Rheumatology group urges CMS to use caution when considering IPI drug pricing model

By | December 28, 2018

In comments submitted to the Centers for Medicare and Medicaid Services, the American College of Rheumatology urged the agency to proceed with caution when considering the International Pricing Index drug pricing model, which was announced in an Advance Notice of Proposed Rulemaking in October.

The ACR is concerned that, without substantial changes, the demonstration program could disrupt patient access to care, worsen the rheumatology workforce shortage and exacerbate geographic disparities in access to medical care.


Specifically, the ACR recommends that the IPI demonstration be voluntary for providers, and must include a way for them to exit the program if they find themselves unable to meet the administrative and financial changes required.

Further, the proposed demonstration should be reduced in size and scope and encompass a significantly smaller percentage of Part B drug administration to avoid disruptions in patient care, the agency said.

Citing the need to avoid disruptions in patient access to treatments, the ACR opposed any increased risk to patients and practices as a result of the demonstration. The agency is concerned that the proposal to have providers collect patient cost-sharing payments would create serious financial risk and administrative burdens for physicians, particularly those operating small practices.

Instead, the ACR recommended that if third-party vendors are tasked with drug procurement and distribution under the proposed model, that they also collect the payments themselves or pay providers a fee for the cost collection.
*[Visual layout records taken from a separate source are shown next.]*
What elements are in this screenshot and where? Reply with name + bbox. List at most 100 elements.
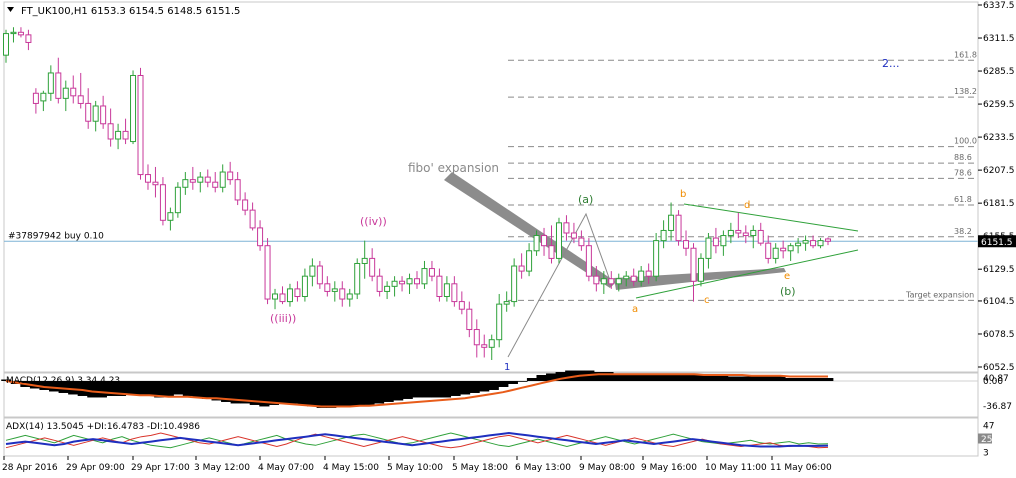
- candle: [518, 253, 525, 279]
- macd-bar: [526, 378, 538, 381]
- candle: [608, 271, 615, 289]
- minus-di-line: [5, 432, 829, 449]
- macd-tick-label: 40.87: [983, 374, 1009, 384]
- time-tick-label: 29 Apr 09:00: [66, 463, 125, 473]
- macd-bar: [412, 381, 423, 398]
- candle: [159, 177, 166, 226]
- time-tick-label: 28 Apr 2016: [2, 463, 58, 473]
- candle: [331, 281, 338, 302]
- candle: [227, 161, 234, 185]
- candlesticks: [3, 27, 831, 361]
- order-label: #37897942 buy 0.10: [8, 231, 104, 241]
- candle: [219, 164, 226, 193]
- candle: [765, 235, 772, 264]
- macd-bar: [125, 381, 136, 395]
- macd-bar: [297, 381, 308, 405]
- macd-bar: [402, 381, 413, 399]
- macd-bar: [469, 381, 480, 393]
- macd-bar: [641, 373, 652, 381]
- candle: [817, 238, 824, 249]
- triangle-lower-line: [635, 249, 859, 299]
- candle: [182, 172, 189, 195]
- time-tick-label: 5 May 18:00: [452, 463, 508, 473]
- candle: [25, 29, 32, 51]
- wave-label: c: [704, 295, 710, 306]
- candle: [585, 238, 592, 282]
- macd-bar: [756, 376, 767, 381]
- macd-bar: [507, 381, 518, 384]
- macd-bar: [135, 381, 146, 395]
- candle: [675, 210, 682, 246]
- macd-bar: [96, 381, 107, 398]
- candle: [503, 291, 510, 312]
- candle: [727, 222, 734, 244]
- candle: [264, 238, 271, 305]
- candle: [10, 27, 17, 43]
- time-tick-label: 29 Apr 17:00: [131, 463, 190, 473]
- candle: [174, 182, 181, 218]
- macd-bar: [106, 381, 117, 396]
- macd-bar: [307, 381, 318, 407]
- adx-series: 47 25 3: [5, 422, 994, 459]
- candle: [77, 72, 84, 109]
- candle: [204, 169, 211, 188]
- macd-bar: [450, 381, 461, 396]
- time-tick-label: 4 May 15:00: [323, 463, 379, 473]
- candle: [324, 276, 331, 297]
- candle: [757, 222, 764, 246]
- candle: [70, 75, 77, 104]
- macd-bar: [383, 381, 394, 402]
- macd-bar: [555, 372, 566, 381]
- candle: [55, 57, 62, 104]
- macd-bar: [698, 375, 710, 381]
- macd-bar: [49, 381, 60, 392]
- macd-bar: [632, 373, 643, 381]
- macd-bar: [240, 381, 251, 404]
- fibo-levels: 161.8 138.2 100.0 88.6 78.6 61.8 38.2 Target ex…: [508, 50, 978, 301]
- candle: [638, 266, 645, 287]
- macd-bar: [775, 376, 786, 381]
- macd-bar: [718, 375, 729, 381]
- candle: [47, 65, 54, 101]
- macd-pane[interactable]: 40.870.00 -36.87 MACD(12,26,9) 3.34 4.23: [1, 370, 1012, 418]
- candle: [428, 260, 435, 282]
- time-tick-label: 6 May 13:00: [515, 463, 571, 473]
- macd-bar: [230, 381, 241, 404]
- candle: [488, 334, 495, 361]
- dropdown-triangle-icon[interactable]: [7, 7, 14, 12]
- macd-bar: [689, 375, 700, 381]
- macd-bar: [192, 381, 203, 398]
- candle: [257, 220, 264, 251]
- macd-bar: [603, 372, 614, 381]
- macd-bar: [679, 375, 691, 381]
- candle: [137, 67, 144, 180]
- macd-bar: [823, 378, 834, 381]
- candle: [563, 215, 570, 241]
- fibo-level-label: Target expansion: [905, 290, 974, 299]
- wave-label: d: [744, 200, 750, 211]
- macd-bar: [813, 378, 824, 381]
- macd-bar: [612, 373, 624, 381]
- macd-bar: [765, 376, 777, 381]
- candle: [40, 90, 47, 112]
- candle: [511, 258, 518, 307]
- candle: [346, 288, 353, 307]
- candle: [712, 227, 719, 254]
- candle: [130, 70, 137, 145]
- price-pane[interactable]: 161.8 138.2 100.0 88.6 78.6 61.8 38.2 Target ex…: [3, 1, 979, 373]
- macd-bar: [393, 381, 404, 401]
- price-tick-label: 6104.5: [983, 297, 1015, 307]
- candle: [279, 286, 286, 305]
- price-tick-label: 6311.5: [983, 34, 1015, 44]
- fibo-level-label: 88.6: [954, 153, 972, 162]
- wave-line: [507, 212, 613, 358]
- macd-bar: [670, 373, 681, 381]
- symbol-title: FT_UK100,H1 6153.3 6154.5 6148.5 6151.5: [21, 6, 240, 17]
- time-tick-label: 4 May 07:00: [258, 463, 314, 473]
- candle: [144, 164, 151, 190]
- candle: [548, 225, 555, 264]
- candle: [115, 123, 122, 150]
- macd-bar: [373, 381, 385, 404]
- candle: [62, 80, 69, 112]
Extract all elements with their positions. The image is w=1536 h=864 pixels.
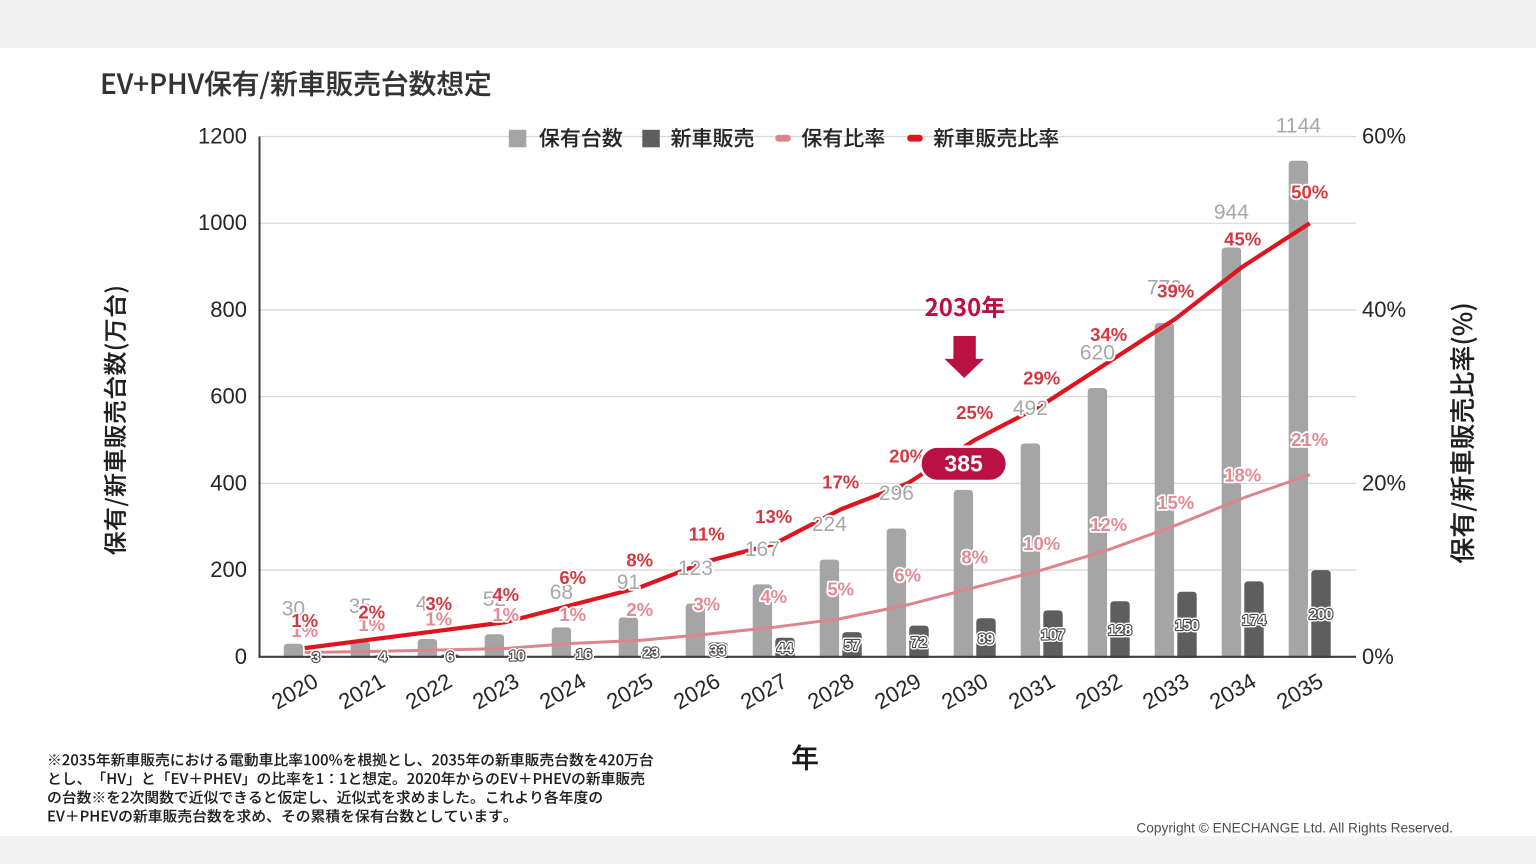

CMS should continuously track and report measures such as prescription adherence, out-of-pocket costs, and disease outcomes throughout the demonstration to ensure the model does not compromise patient access or health outcomes in favor of lower costs, the agency said.


Over the summer, the ACR released a set of policy principles it said should be at the forefront of any policy effort aimed at reducing drug costs for chronically ill Medicare patients. These principles include prioritizing patient access to affordable treatments while ensuring steps are taken to support shared decision-making between patients and providers.